This time the topic was "Computational Lexicography".
The lecture started with a review of lexicography principles. A good lexicography needs a certain quantity meaning completeness of coverage. This includes the number of entries (extensional coverage) and the number of types of lexical information (intensional coverage). Another aspect is of course the quality of the lexicography. The information given has to be correct (types of lexical information) and the structure must be consistent (macrostructure, microstructure, mesostructure).
After that Mr Gibbon showed us a model to illustrate the so called lexicographic workflow cycle.
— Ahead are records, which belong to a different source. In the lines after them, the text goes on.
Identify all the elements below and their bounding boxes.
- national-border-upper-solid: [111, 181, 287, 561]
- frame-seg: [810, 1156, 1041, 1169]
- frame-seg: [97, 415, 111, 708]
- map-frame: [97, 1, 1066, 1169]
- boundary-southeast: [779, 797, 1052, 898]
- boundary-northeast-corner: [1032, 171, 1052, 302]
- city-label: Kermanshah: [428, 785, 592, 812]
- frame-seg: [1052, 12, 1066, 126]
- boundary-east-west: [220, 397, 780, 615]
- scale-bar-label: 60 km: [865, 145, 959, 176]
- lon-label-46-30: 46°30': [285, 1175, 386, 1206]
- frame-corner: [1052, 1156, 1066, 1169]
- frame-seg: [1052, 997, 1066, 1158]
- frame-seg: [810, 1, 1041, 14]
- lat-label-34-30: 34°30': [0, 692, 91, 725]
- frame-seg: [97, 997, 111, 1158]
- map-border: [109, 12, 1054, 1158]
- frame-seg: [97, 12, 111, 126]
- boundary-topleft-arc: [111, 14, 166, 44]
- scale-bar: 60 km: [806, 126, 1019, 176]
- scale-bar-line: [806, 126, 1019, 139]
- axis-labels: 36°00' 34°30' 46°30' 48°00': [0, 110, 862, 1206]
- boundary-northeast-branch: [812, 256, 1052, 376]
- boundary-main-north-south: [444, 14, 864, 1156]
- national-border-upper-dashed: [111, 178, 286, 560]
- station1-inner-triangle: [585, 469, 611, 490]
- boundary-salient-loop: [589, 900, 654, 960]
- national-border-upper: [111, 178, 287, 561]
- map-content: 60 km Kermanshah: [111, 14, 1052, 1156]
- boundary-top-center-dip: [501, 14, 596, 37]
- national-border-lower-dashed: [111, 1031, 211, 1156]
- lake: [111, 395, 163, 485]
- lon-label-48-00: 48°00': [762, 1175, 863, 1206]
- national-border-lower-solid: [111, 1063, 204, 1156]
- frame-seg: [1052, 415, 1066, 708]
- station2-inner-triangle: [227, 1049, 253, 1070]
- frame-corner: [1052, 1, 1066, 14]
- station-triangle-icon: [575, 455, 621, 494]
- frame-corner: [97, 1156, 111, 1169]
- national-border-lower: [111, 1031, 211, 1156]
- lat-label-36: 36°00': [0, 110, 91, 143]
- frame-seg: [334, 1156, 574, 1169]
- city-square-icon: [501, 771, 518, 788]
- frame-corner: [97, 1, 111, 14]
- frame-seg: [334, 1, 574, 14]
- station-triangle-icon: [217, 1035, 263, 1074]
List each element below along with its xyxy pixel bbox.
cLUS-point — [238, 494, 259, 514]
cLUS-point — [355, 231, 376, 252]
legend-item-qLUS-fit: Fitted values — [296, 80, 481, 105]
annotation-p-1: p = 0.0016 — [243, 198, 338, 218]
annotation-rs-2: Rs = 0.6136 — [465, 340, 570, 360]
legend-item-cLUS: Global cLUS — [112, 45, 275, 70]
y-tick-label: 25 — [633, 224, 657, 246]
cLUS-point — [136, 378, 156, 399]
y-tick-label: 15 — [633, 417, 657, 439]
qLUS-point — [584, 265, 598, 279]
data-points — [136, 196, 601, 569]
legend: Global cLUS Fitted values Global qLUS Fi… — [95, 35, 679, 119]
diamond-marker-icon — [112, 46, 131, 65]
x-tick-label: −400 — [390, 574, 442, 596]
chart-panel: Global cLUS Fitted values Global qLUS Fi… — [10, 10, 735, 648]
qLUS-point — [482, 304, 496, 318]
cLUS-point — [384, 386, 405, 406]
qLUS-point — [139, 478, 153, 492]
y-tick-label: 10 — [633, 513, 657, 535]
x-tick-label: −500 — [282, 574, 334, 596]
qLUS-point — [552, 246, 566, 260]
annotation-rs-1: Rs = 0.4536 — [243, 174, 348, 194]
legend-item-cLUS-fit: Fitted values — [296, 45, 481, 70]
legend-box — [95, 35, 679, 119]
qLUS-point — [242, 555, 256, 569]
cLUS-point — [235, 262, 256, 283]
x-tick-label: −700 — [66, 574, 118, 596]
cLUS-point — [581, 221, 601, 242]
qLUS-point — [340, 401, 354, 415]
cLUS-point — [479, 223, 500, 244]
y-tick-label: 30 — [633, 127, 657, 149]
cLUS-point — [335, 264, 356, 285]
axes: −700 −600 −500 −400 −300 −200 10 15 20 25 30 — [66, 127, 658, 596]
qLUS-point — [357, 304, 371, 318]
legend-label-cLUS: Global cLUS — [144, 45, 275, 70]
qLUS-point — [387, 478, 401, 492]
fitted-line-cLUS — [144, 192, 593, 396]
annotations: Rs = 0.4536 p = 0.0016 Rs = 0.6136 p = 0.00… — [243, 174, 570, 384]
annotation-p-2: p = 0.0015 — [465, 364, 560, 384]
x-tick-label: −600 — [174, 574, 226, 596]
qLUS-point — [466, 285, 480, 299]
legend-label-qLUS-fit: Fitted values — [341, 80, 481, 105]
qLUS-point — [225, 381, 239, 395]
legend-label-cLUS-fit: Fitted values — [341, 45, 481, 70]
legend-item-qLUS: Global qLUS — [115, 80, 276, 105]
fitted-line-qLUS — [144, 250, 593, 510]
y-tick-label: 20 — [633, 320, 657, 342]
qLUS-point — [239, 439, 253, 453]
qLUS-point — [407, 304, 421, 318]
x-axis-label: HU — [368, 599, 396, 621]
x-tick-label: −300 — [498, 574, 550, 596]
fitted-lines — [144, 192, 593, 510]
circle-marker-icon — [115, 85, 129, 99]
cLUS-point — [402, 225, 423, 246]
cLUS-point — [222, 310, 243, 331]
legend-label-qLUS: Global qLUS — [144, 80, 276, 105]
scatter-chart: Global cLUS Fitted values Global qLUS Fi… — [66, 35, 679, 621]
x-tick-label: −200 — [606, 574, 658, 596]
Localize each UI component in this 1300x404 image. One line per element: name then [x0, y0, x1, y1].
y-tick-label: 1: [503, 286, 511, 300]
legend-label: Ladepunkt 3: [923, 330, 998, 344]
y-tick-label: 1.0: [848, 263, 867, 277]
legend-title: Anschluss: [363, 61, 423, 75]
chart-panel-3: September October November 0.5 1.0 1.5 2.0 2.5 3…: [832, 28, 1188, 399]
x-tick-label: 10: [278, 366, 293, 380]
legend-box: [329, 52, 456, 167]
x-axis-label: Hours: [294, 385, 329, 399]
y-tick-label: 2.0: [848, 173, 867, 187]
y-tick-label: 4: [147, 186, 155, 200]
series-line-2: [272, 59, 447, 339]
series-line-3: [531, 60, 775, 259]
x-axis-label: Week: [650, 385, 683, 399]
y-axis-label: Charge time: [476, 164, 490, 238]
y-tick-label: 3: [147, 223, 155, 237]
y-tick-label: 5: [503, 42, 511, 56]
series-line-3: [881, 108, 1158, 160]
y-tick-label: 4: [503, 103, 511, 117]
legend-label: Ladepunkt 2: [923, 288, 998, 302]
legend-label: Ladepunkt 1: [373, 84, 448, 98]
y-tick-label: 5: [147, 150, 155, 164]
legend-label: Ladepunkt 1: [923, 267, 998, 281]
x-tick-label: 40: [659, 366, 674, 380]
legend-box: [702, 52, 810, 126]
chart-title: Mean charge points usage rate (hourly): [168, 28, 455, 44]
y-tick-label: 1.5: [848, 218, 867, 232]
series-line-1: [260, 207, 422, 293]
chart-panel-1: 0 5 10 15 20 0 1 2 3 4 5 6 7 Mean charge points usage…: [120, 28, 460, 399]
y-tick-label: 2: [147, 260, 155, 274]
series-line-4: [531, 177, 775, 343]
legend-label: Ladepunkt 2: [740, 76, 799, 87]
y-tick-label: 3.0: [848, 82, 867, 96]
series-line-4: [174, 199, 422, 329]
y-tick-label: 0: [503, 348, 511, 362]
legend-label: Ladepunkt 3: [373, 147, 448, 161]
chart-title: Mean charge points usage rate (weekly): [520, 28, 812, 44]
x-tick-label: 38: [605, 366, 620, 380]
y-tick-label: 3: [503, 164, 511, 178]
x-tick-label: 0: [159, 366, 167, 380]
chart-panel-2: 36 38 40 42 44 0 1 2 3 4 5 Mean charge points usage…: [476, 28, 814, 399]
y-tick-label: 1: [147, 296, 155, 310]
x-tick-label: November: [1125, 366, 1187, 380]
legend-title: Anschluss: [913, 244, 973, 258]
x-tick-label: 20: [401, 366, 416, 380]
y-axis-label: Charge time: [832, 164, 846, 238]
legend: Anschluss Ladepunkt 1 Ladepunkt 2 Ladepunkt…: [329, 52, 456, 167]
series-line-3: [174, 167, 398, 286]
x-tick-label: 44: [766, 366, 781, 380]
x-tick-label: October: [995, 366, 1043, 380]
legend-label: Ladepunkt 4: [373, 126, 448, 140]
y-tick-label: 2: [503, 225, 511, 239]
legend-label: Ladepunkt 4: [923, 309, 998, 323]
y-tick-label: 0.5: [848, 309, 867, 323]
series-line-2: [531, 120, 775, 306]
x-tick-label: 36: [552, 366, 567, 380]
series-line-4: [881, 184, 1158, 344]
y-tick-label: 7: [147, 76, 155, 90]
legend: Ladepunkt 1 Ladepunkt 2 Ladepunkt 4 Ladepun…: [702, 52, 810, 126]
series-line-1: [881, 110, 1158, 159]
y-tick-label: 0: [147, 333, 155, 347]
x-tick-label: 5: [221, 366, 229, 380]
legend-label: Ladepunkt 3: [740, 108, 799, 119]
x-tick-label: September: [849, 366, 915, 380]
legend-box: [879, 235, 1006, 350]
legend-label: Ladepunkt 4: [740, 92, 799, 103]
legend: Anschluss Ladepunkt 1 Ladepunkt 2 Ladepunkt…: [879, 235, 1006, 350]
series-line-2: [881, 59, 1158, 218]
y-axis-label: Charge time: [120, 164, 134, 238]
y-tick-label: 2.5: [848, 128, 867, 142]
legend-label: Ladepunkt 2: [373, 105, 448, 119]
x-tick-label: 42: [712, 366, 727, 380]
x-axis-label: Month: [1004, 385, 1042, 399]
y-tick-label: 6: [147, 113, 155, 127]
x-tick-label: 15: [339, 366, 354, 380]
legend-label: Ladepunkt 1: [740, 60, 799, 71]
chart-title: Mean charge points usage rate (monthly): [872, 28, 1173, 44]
The process starts with the data acquisition:
- Text collection
The next step is the lexicon construction:
- Information retrieval
- Linguistic analyses
The cycle continues with the access to data:
- Traditional print media
- Hyperlexicon: CD, internet
- Software with lexicon components: word processing; speech processing
Finally the lexical evaluation takes place:
- Internal: consistency; completeness
- External: utility for the users
Then we took a closer look at lexical data acquisition, especially at concordances. Mr Gibbon introduced the term KWIC (KeyWord In Context) concordance and called it a special kind of preliminary, corpus-based dictionary. In a KWIC concordance each word in a text corpus is paired with its contexts of occurence in this corpus. Just a short example for a KWIC concordance with right-hand contexts: in the (very small) text corpus "I like football" the word "I" would be paired with "like" and "like" would be paired with "football". Of course Mr Gibbon chose a more complex example to illustrate this concept: he showed us an extract out of "Notes from a Small Island" by Bill Brystol followed by the respective KWIC concordance. Besides we learned that Google is a special form of KWIC concordance.
The process of creating a KWIC concordance contains basically six steps:
- Corpus creation: creating a corpus of texts in electronic format
- Tokenisation: eliminating punctuation marks and capital letters plus breaking the text into context units
- Keyword list extraction: listing up all words of the corpus alphabetically and removing duplicate words
- Context collation: pairing the keywords with their respective left and right contexts
- Search: searching for KWIC in corpus
- Output format
Afterwards Mr Gibbon showed us the process of computing a KWIC concordance. Finally we found out that KWIC concordances make the search for lexical information more efficient by putting information about words in one place.